Dull as gray. I mean it takes some serious apathy to take the idea of a giant robot building kid climbing a tree to find a queen in a magic flying castle where his *SPOILER* Dad who's been trapped in an alternative time strain maintains the furnace of said flying castle. I mean I think that's what going on but you know what there's so much going on that I don't care about it was like watching that welsh soap opera that's on the that digital channel that you accidentally stop on when flicking through because you can't remember the number for E4 and you want to see if they're showing Big Bang theory during the afternoon but the phone goes so you stop flicking and the TV stops on the Welsh channel.... see I'm so bored of even thinking about this movie.

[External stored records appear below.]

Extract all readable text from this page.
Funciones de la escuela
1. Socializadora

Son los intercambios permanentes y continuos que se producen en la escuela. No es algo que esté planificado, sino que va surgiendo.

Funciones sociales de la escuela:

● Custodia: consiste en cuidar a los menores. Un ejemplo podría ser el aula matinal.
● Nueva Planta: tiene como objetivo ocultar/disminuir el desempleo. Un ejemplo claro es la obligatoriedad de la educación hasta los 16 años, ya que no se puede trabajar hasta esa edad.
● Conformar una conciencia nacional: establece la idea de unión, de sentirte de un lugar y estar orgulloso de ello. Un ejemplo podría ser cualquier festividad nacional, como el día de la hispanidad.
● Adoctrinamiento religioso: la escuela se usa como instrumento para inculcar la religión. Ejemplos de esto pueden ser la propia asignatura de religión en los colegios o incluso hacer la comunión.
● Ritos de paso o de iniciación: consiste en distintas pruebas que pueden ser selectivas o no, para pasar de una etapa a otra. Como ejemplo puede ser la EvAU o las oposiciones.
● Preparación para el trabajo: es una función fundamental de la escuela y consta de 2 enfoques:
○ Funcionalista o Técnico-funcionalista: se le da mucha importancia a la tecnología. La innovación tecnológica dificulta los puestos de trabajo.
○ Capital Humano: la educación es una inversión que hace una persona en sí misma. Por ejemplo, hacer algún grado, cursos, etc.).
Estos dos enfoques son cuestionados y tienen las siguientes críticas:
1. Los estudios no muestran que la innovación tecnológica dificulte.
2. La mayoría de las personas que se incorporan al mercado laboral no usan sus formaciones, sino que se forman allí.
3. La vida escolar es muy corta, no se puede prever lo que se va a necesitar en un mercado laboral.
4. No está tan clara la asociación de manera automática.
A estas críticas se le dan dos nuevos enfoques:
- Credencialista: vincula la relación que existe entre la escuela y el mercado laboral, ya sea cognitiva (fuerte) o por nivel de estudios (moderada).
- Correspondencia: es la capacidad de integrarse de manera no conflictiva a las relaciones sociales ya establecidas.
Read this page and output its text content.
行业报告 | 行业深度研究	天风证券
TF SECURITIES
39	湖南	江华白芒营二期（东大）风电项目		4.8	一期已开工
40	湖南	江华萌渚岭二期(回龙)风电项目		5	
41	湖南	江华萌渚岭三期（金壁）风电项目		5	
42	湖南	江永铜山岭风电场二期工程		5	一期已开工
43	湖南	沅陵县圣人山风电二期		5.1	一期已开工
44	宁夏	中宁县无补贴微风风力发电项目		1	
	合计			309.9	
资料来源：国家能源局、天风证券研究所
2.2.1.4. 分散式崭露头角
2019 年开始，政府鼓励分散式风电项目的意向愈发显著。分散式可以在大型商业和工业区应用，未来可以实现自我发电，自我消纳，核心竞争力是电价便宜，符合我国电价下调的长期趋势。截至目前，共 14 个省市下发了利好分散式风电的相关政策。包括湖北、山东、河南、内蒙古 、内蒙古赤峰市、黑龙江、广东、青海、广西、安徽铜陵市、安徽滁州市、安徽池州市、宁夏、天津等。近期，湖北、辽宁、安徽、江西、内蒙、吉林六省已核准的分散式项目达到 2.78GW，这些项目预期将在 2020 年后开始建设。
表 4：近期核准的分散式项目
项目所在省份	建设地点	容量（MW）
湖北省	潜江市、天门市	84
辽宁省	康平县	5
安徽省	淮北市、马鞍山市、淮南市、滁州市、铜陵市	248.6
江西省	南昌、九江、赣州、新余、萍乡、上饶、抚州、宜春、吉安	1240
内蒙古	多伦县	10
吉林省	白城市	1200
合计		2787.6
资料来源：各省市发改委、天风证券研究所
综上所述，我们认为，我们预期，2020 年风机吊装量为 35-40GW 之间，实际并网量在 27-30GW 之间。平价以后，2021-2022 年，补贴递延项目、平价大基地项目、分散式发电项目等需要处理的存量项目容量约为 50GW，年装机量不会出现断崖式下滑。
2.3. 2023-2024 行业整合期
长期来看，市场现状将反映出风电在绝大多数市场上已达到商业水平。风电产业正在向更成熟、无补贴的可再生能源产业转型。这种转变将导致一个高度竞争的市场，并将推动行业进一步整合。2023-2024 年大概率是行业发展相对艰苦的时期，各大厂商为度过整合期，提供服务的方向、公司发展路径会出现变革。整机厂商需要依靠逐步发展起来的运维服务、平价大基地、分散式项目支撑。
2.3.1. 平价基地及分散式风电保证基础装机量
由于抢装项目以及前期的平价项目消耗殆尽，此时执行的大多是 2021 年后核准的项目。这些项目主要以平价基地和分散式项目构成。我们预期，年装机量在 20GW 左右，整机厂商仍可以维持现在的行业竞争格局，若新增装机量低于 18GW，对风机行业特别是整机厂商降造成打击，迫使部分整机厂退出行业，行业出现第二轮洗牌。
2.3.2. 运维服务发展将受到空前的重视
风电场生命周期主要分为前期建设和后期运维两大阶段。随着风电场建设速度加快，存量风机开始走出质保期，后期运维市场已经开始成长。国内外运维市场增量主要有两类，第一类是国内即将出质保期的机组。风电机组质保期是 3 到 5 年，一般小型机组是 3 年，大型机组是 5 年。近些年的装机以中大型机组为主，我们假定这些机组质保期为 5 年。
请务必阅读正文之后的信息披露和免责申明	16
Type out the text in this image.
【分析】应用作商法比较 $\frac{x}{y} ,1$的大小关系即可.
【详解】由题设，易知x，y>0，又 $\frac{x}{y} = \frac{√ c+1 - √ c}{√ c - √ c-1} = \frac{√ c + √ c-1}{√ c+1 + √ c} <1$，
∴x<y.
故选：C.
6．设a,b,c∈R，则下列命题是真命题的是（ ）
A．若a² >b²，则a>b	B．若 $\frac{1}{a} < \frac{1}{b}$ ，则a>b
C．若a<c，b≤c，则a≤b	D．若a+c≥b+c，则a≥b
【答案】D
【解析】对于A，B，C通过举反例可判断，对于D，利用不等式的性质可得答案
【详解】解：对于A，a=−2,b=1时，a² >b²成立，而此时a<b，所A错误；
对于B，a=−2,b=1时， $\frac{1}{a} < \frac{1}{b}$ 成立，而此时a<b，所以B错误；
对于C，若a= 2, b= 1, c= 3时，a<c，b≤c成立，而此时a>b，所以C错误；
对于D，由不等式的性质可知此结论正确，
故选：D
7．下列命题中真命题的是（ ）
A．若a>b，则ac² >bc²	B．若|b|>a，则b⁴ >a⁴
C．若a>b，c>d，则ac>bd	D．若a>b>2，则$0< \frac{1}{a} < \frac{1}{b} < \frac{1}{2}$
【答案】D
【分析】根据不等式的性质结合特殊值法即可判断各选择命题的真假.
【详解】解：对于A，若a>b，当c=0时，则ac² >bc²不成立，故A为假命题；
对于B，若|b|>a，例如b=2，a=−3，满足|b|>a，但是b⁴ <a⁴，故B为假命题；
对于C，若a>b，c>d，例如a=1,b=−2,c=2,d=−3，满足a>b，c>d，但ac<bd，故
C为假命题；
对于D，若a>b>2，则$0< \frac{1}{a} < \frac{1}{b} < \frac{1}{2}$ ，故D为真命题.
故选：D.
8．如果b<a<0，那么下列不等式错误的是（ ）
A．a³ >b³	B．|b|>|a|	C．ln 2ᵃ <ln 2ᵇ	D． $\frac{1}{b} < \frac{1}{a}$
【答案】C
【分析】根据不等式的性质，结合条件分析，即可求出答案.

So there's some kid, some girl who we never discover who she is, though based on the set up she could be his sister, then we meet some parents who it turns out aren't his parents, but by this time I didn't care... and we were only 6 minutes in.

Kids gets magic beans in the post (nice to tell a story people can relate to) he throws them all away but *SPOILER* they all re-appear at the end by the magic of continuity errors.

Beanstalk grows over night into a poor digital effect... *SIGH* kid climbs it for some reason, I forget why, but it's Jack and the Beanstalk so he has to, the reason is irrelevant.

Oh do you like pointless shots of a kid walking across hills? Well this film has 10 minutes of that, but they're boring so I don't recommend them.

They mess about in a flying castle which looks like a stately home on the inside. There's some tart in the bath who's sexy but bad but dull as well.

Everyone else stands around on earth looking up at the beanstalk doing nothing about it apart from telling the massive crowd of 3 to back away.

I must have fallen asleep for an hour or 2 minutes as then for some reason dinosaurs or something attack a church yard in Liverpool, trashing half the city causing dozens of pounds worth of damage. Though the people who show up to see Paul McCartney perform are disappointed that they got the wrong end of the stick when someone told them about an annoying Liverpudlian dinosaur.

The film them ends in a lot of poor green screen close up shots, emphasizing the style and theme of no budget.

The giant robot then arrives, yeah giant robot, in a scene that even the Power Rangers would be embarrassed to show....

The film gets better as it goes along, as each minute we're closer to the end credits.

You know what, Eff you, you go watch it, I did.